Phase II treatment usually occurs a number of years later. Usually we are waiting for 12-16 more permanent teeth to erupt before Phase II begins. This most commonly occurs at the age of 12 or 13. The goal of Phase II treatment is to achieve an ideal occlusion with all of the permanent teeth.

What is Full or Comprehensive Orthodontic Treatment?

This is another name for orthodontic treatment in the permanent dentition at any age. It is more commonly used when a Phase I treatment was not performed.

Does everyone need a Phase I treatment?

Absolutely not. Only certain bites require early intervention. All others can wait until most if not all their permanent teeth erupt.

Can I wait on Phase I/Interceptive Orthodontic Treatment until my child is older?

This is not recommended. If your child needs Phase I treatment this usually means that he has a difficult problem that requires attention now. If no orthodontic action is taken, treatment options become limited, more difficult, and the long-term stability may be compromised. In addition, it may lead to extractions, oral surgery, and increased costs.

What is the length or duration of orthodontic treatment?

Braces may be on between 6 months to 30 months, or longer depending on the age of the patient, the severity of the problem, the patient’s cooperation, and the degree of movement possible.

What are extraction and non-extraction therapy? What are the advantages and disadvantages of each?

Extraction therapy is a technique where some teeth are removed to make room for the other teeth in your child’s mouth. This is in contrast to non-extraction therapy where one expands a patient’s jaw and shaves down some teeth to make everything fit.

Other Frequently Asked Questions

What are the different types of braces?

There are designer braces in gold and sapphire to add a touch of class. There are even outrageous braces in bright purple, pink, green, and black. As a parent, you will have to decide whether you want your children to have old fashioned braces or something modern and stylish. We make both kinds, but recommend the stylish braces whenever possible.

What are lingual braces?

Lingual braces are mounted behind a patient’s teeth. They were used many years ago, before the development of orthocosmetic braces. Lingual braces are rarely used anymore. Generally, lingual braces are more uncomfortable than standard braces. Orthodontic treatment takes twice as long and is more costly. In addition, some people have trouble speaking with lingual braces. Presently, lingual braces are only used in special clinical cases.

Should I pay extra for designer braces, colored ligatures, and brackets or flavored rubber bands?

Yes, but your stress levels will drop when your child looks forward to their visit at our office! In addition, the cost for these braces is a minor fraction of the cost of orthodontic treatment. Considering the time spent, orthodontics is regarded as dentistry’s best value.

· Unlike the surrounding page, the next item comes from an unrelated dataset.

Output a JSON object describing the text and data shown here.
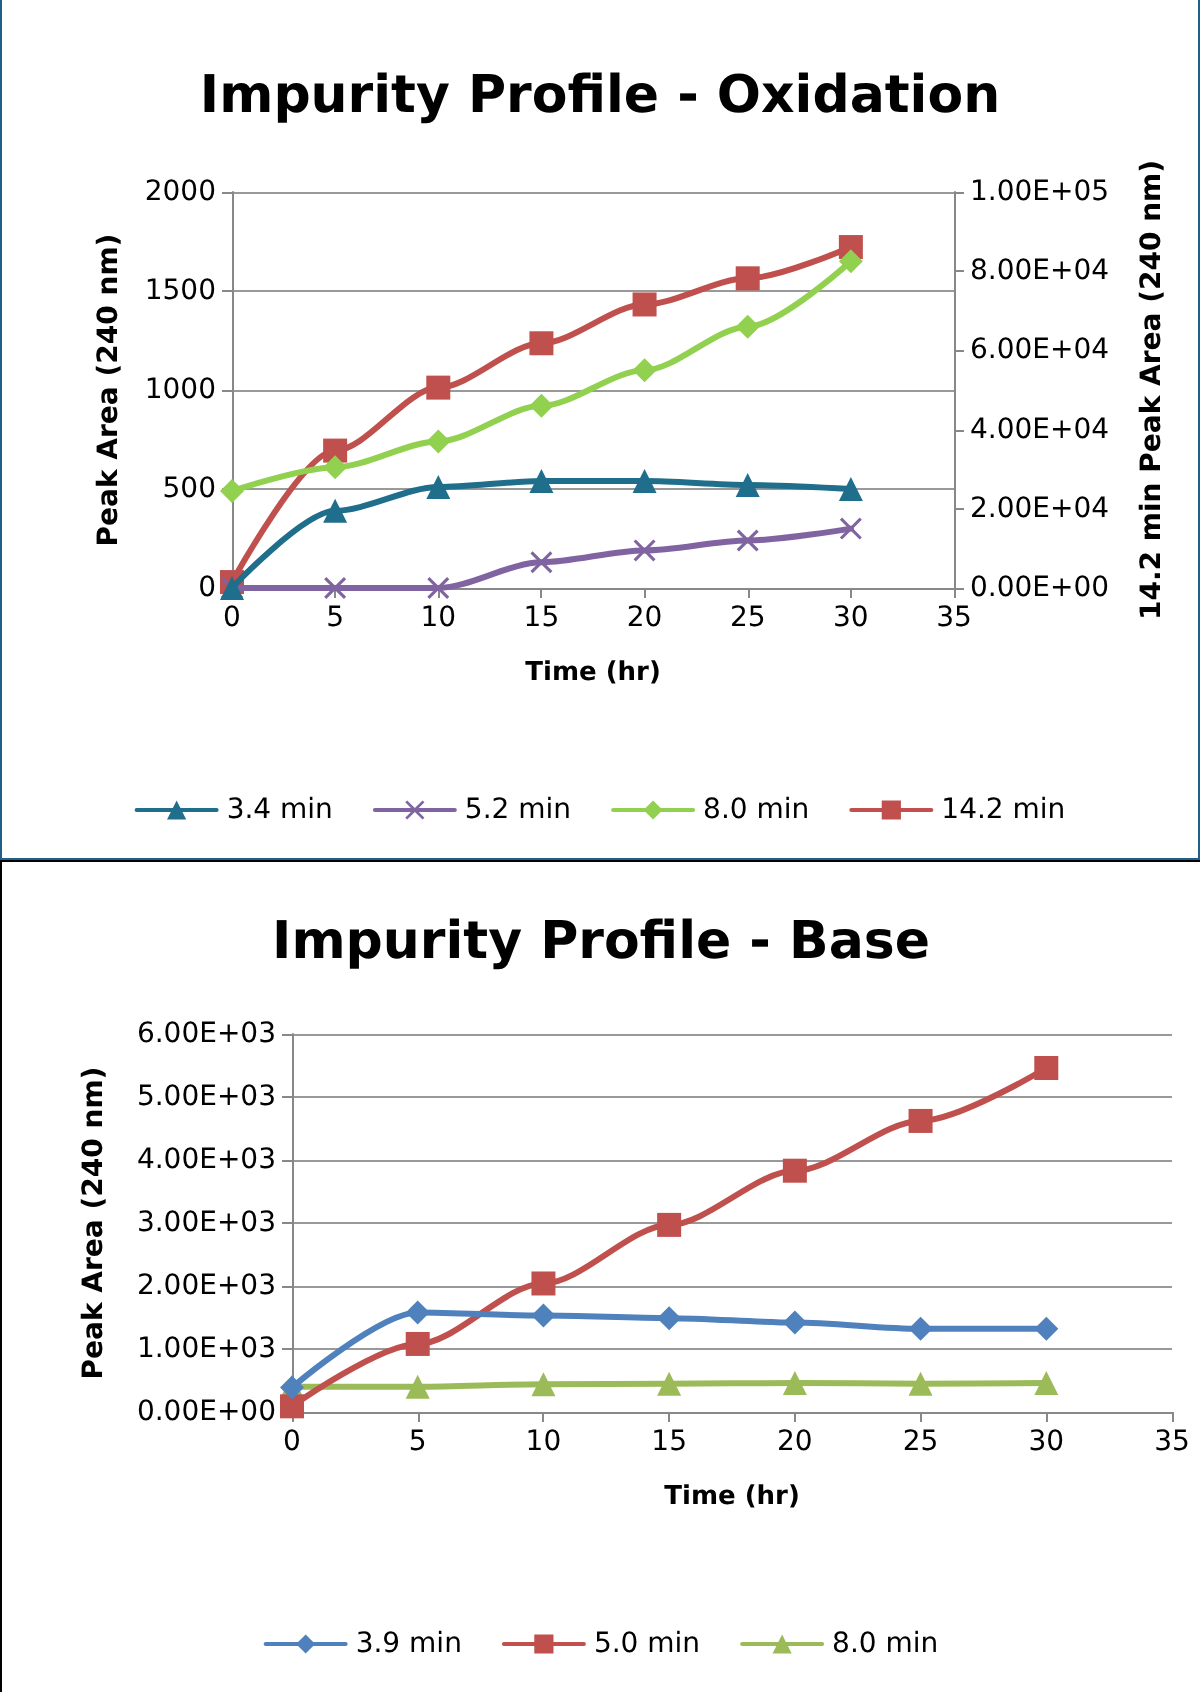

Is orthodontic care expensive?

When orthodontic treatment is implemented at the proper time, treatment is often less costly than the dental care required to treat the more serious problems that can develop years later.

Orthodontic fees have not increased as fast as many other consumer products. Financing is usually available and our office offers many payment programs that will meet your needs. In addition, many insurance plans now include orthodontic coverage.